Your thoughts about yourself affect your physiology

Do you think you burn a lot of calories? Think you are fit?
Those thoughts may be the result of reality. They also help create reality. 
I am talking about the power of thoughts. You may recognise that what you think influences your mood and behaviour. When I have a positive thought about someone, I feel happy. I may do something nice for the person. 
The effects of thoughts on our mood and behaviour are old news to psychologists. New findings show more amazing effects. In one study, psychologist Alia Crum told a randomly selected half of a group of hotel cleaners how many calories they burned doing their work every day. The truthful number was high. Cleaners in that group lost about a kilogram of weight in the next month. The other cleaners did not lose weight.
Another study, described recently in New Scientist magazine, examined aging. Psychologist Ellen Langer asked a group of older folks to act as if they were 22 years younger during a retreat. Langer made the retreat setting look and sound as it would have 22 years before. There were no mirrors; instead there were photos of the participants taken about 22 years before. The results? The participants showed improved IQ scores, better posture, and less arthritis than before. 

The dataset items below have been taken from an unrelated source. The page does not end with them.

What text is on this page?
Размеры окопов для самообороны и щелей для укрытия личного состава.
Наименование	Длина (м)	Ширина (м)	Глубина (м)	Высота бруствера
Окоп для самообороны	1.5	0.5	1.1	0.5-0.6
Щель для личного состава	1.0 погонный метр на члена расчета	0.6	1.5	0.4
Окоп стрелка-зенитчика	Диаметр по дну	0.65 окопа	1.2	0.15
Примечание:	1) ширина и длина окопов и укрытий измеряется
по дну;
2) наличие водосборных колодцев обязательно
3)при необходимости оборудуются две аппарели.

Other studies show that individuals who view aging positively live several years longer than those who do not. I want those extra several years. 
What do these findings mean for you and me? Be careful of what you think about yourself. If you think of yourself as old and frail, you help make yourself so. If you think of yourself as unfit, you may help make yourself unfit. 
Take the most positive view you can of yourself. If possible, think of yourself as capable, productive, vigorous, mature, etc. If you look for supporting evidence, you may find it. Create the reality you want. 
I see signs of aging in myself — glaucoma, slowed reactions on the tennis court, and so on. Reading about these studies has led me to recognise my good vision and my occasional quick reactions. It has also led me to seek improvements in these areas of life, rather than expecting declines.
I see many students held back by lack of confidence in their abilities. A self-injection of postive thinking can do them and all of us a world of good.